体験の風化

今日気になったブログはこれ。
http://d.hatena.ne.jp/Schwaetzer/20070809
いつもと違って、最初読んだときは、とくに総論的に反対する気分にはならなかった。
書いている人の真摯さが、ある程度伝わってきたからである。


「平和の大切さ」「唯一の被曝国」をアピールすることが、自らの加害者である面をスポイルするのか、どうか。
これがまず第一に浮かんだ疑問である。
スポイルするのならばそんなアピールはやめたらいいし、スポイルしないのならばアピールをやめる必要はない。
もっと一般的なタームを使って言うならば、被害者としての戦争体験ばかりが言われることで、加害者としての戦争体験は隠れてしまうのかどうか。


"もう被害者面はやめて、加害者である面をもっと語れ。"
そう呼びかけたところで、何がどう変わるのか。誰がどんなことを語りだすというのか、そんな気がする。


Schwaetzerさんはこう言われる。

日本の反戦市民団体は「平和」や「反核」でこの50年一体何をしてきたのだろうかという疑問が基本的にはある。そりゃ政府は力がないなりに主張するだけはしたんだろうと思うし、その背景にそういう団体の運動もあったに違いない。だけど、現実はほとんど変わってない。極端な話、核実験が起こるたびに座り込みやって愚痴ってただけじゃないか。

いままた反・戦後サヨク言説を繰り返さなければならないのだろうか、という疑問もあるが、ここで言いたいのは、本当に「現実はほとんど変わってない」のだろうか、ということ。
愚痴すらも許されないのか。あるいはもし今まで誰も愚痴ることがなかったら、どうなっていたか。日本の訴えで、核の拡散を少しでも遅らせるような事はなかったのか。
あるいは、ほんとうに「変わっていない」としたら、そこに訴えが十分でなかった可能性は全くないのか


その人の一番強烈な体験が、被害者体験だったら、まずその事を言うことを開放してあげた事は決して悪くなかった、と思う。
もう何年もすれば、直接体験した人などほとんどいなくなってしまうのだ。

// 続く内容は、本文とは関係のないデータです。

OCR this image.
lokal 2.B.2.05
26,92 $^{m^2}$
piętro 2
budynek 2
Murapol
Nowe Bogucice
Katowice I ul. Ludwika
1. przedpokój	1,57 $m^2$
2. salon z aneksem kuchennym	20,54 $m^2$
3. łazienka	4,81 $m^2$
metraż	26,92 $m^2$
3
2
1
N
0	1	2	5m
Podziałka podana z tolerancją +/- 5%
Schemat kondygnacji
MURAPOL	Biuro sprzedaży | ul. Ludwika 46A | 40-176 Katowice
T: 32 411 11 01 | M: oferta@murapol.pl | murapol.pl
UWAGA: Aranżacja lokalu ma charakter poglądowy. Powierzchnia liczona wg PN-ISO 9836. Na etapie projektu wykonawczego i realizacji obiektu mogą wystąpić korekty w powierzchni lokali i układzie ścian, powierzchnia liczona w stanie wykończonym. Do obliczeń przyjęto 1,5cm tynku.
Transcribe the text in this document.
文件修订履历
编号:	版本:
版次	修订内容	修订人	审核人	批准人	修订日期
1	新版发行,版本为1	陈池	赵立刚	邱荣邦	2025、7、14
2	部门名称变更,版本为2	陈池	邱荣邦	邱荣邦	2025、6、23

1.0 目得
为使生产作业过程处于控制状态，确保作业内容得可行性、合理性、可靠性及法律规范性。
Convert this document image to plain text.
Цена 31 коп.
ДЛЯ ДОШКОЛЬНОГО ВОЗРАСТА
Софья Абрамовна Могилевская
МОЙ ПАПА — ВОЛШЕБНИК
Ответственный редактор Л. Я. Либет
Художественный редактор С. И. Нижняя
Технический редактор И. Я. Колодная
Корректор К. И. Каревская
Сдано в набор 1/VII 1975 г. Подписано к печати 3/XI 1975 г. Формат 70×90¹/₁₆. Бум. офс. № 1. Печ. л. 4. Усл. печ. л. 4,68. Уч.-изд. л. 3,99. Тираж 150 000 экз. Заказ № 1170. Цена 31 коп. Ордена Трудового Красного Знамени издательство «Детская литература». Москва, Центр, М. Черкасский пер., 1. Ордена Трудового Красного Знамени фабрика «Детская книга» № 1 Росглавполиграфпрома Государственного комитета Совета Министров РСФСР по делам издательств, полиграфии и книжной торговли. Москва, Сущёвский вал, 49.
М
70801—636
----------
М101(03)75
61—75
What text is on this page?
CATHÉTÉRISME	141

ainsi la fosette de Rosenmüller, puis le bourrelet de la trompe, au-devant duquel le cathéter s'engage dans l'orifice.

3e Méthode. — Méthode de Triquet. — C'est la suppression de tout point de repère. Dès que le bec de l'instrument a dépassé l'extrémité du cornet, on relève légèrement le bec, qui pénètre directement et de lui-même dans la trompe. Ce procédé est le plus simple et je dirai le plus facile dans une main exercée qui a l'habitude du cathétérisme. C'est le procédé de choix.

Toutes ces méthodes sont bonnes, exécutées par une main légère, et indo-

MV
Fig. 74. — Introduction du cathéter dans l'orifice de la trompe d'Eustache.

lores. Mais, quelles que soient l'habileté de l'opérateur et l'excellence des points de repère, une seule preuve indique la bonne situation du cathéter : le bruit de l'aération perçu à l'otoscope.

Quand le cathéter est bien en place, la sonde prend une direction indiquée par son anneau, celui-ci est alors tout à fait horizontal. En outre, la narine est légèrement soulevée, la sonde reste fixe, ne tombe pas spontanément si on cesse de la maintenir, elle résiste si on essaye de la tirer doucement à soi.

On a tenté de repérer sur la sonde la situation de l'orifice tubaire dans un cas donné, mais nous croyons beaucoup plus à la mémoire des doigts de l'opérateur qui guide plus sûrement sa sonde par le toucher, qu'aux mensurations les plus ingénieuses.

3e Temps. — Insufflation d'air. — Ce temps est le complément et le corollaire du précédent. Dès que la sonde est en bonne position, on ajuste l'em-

せめてそれまでの間でも、体験を開放しておくべきではないか。
体験は黙っていても風化するのだから、意識して黙ることなどすべきではない、と私は思う。
まして、現実が変わるかいなかなどという尺度において。


また、あえて「変わるかどうか」という事でいえば、「もう被害者面はやめて、加害者である面をもっと語れ。」と言うことで、「変わる」期待値は低いのではないか、と考えている。
日本が加害者であることは国際的には常識である。
これは動かしようがない。
そして、その事がかえって加害者体験を語りずらくしているのではないか。


あの戦争のとき加害者だった人たちは、自分たちは加害者ではなかったと思っているから、その体験を語らないのではない。
加害者であることなど分かっているのだ。それを声高に言われることで、その面だけがクローズアップされかねない事を彼らは恐れるのではないか。

私は靖国神社にも行ったことがないし、行くつもりもないし、閣僚の参拝などもってのほかとは思っているが、せめて、上記の太字部分のシンパシーを抱きたいのだ。
いまここで、追及姿勢になったところで、語る量が増えるわけではなく、そうした政治的対立を続けているあいだに、彼らはどんどん体験を内に隠したままこの世からいなくなってしまう。
それならばせめて彼らの被害者意識の部分だけでも開放し、淡い期待とともに、加害者部分の語りも引きずり出されることを期待したいのである。
ついでにいえば、それで加害者部分の語りが出てこなくたって仕方がないとも思う。両方とも内に抱えて何も語らずにいなくなってしまうよりは、せめて被害者部分だけでも語って欲しい。彼らの大部分はもう80才超えてきているのだ。


以下は蛇足かもしれないが。

だけど、ひょっとしたら自分のじいさんがさんざ人を殺しまくってたかもしれないってことはたいがい口にチャックしてるんじゃないの。

戦争経験者の人たちを「じいさん」などと述べるような世代は、加害者体験などないのだから、「チャック」もなにもないのではないか。
「平和が大切」と訴えるような若い世代で、意識的に加害者であることに目をつぶっている人など殆どいないと思う。
意識的に加害者であることに目をつぶるような輩は、広島にも長崎にも行かないだろうし、慰霊祭などになんの感慨もないだろう。また、そういう人は靖国には行くかもしれないが、政治的な意味で行くだけであって、平和など祈願しているかどうか。そんなふうにネトウヨ的な政治意識を抱えるくらいなら、何も知らず無邪気に唯一の被爆国であることだけを抱いているほうがまだマシだ、と思う。